Il se tient avecq moy, nous parlames sans noise,
Et subit il aprint nostre langue Francoise,

Souvent, en les trouvant, i'ay prins son arcq d'arain
Et ses dards dangereux hardiment en ma main;
Mais quand il se partit, en lieu de recompense:
Il me fit un present (trait de sa violence)
Il decocha un dard au milieu de mon cœur,
Qui me nourroit tousiours en joye & en doleur;
O! Martire aigre doux!
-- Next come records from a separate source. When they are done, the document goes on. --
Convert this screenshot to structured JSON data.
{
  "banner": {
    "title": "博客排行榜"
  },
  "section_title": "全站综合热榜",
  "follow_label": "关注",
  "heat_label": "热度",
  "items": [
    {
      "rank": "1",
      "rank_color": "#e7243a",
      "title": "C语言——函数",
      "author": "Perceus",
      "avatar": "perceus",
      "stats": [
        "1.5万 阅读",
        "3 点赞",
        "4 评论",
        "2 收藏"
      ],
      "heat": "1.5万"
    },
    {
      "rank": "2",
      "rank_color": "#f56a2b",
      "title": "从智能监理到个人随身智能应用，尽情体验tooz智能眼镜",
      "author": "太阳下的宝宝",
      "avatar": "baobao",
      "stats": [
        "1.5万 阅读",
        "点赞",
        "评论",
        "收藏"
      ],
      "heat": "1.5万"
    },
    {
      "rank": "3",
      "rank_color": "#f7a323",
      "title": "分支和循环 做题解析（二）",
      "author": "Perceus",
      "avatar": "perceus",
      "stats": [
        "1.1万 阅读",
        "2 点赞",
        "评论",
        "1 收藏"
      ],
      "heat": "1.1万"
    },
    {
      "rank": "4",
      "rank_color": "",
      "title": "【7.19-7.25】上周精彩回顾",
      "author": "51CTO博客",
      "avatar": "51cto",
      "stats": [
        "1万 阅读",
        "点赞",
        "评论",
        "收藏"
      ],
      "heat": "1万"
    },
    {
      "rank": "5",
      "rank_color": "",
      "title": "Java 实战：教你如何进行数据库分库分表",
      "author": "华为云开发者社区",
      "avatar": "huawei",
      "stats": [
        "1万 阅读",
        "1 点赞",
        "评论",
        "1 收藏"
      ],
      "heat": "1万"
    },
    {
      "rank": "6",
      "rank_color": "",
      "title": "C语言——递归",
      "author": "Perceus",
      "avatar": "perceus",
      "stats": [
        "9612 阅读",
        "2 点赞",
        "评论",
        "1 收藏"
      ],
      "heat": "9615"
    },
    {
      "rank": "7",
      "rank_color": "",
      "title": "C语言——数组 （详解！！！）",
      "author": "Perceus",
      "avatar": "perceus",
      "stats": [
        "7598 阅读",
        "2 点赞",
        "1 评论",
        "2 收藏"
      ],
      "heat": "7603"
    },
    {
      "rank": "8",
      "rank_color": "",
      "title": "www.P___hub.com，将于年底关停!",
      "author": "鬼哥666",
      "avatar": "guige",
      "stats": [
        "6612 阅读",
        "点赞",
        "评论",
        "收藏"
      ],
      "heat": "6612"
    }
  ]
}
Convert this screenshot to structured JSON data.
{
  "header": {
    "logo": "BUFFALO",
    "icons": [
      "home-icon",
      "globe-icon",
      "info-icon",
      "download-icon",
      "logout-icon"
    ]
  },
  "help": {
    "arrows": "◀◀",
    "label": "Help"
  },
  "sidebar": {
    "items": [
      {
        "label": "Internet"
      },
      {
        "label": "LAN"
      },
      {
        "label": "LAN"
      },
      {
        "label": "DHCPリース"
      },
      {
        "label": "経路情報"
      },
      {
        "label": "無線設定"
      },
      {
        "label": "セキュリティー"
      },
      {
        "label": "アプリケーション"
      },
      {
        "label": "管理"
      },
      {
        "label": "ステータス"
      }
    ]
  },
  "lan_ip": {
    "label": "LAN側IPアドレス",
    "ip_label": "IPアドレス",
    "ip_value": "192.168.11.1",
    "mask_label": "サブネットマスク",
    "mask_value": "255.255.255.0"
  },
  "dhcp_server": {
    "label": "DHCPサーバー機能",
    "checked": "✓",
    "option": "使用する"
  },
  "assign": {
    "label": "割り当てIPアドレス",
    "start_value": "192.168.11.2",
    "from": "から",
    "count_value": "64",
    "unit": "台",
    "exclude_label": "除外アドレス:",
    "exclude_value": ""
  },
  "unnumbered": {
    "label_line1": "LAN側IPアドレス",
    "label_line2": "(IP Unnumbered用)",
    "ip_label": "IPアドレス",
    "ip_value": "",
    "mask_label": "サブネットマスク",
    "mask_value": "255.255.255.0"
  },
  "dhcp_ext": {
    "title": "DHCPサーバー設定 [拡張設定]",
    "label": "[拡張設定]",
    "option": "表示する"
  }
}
C'est celuy, belles Dames,
Qui m'apprint esperer en une, emmy mes flames;
Qui du premier m'apprint le commerce total,
De ce gentil troupeau qui nous traicte si mal,
Ce troupeau, doux troupeau, qui par son eloquence,
Et par son beau maintien, charme l'humaine engeance,
Qui par son feu divin, & regards amoureux
Comme astres, esclaircit nos esprits tenebreux,

Cause de nostre esmoy, & de nostre liësse,
Cause de nos delicts & de nostre redresse,
La peur de nostre esprit, mais de desir empraint,
Le brasier de nos cœurs, mais qui soy mesme estaint.
Si i'estois le Soleil, ou qu' a ma fantasie,
Je pouvois gouverner son char r'allume-vie,
Ma foy! i'arresterois mon cours dedans les cieux,
Si tot qu'une beauté s'offriroit a mes yeux:
Si i'estois le Soleil, de ses yeux voudrois faire,
Deux Astres, pour de prez de leurs rays me complaire,
Et les amadouant, ie les ferois placer
Prez la lune, au milieu du ciel luisent & clair.
Las! i'ay souventefois souhaité d'estre Auvette,
Pour pouvoir amasser sur sa bouche tendrette

Le miel Nectarien, quand elle l'ouvre a point;
Je me sens aussi tot des traits d'Amour espoint,
Lors son ame en mon ame invisiblement coule,
Pleine de doulce odeur, & de grand' aise soule
Mon courage amoureux, lors se trouve mon cœur
Au milieu de son feu, mais loing de sa douleur.
Amour, si je pouvois un moucheron me rendre;
Ie ne voudrois mon heur plus hautement estendre,
Prez de la bouche irois ma logette bastir
D'une que je cognois, pour tousiours m'y tenir;
La seroit mon Palais; la de doulce Ambroysie,
I'allaitterois mon Ovaute: Je la rendrois m'Amie:
Chassant sa cruante, la suivrois, jusqu'a ce,
Qu'elle fusse en mon cœur, ou moy au sien planté:

Ainsi que les Grillons, qui, chantans en meslee
Se nourrissent d'Esté de la fresche rosee,
Tout ainsi faisons nous: l'Amour nous peut nourrir:
Sans viande ou boisson, seulement par plaisir.
c'Est un breuvage doux, une pluye d'elite,
Qui mouille nos esprits, c'est l'eau vrayement benite,
C'est rosee de miel, qui de vos yeux descend,
O! troupeau Cyprien, dans nostre cœur ardant:
Quand vos regards s'en vont ailleurs faire demeure,
Nous n'osons esperer de plus vivre un quart d'heure:
Nostre vie, nostre' ame, & nos cœurs sont rendus
En vostre doux pouvoir, vos efforts bien cognus:
Venus est une Dame, elle a pourtant les Dames
Remise en nostre main, le seul bien de nos ames.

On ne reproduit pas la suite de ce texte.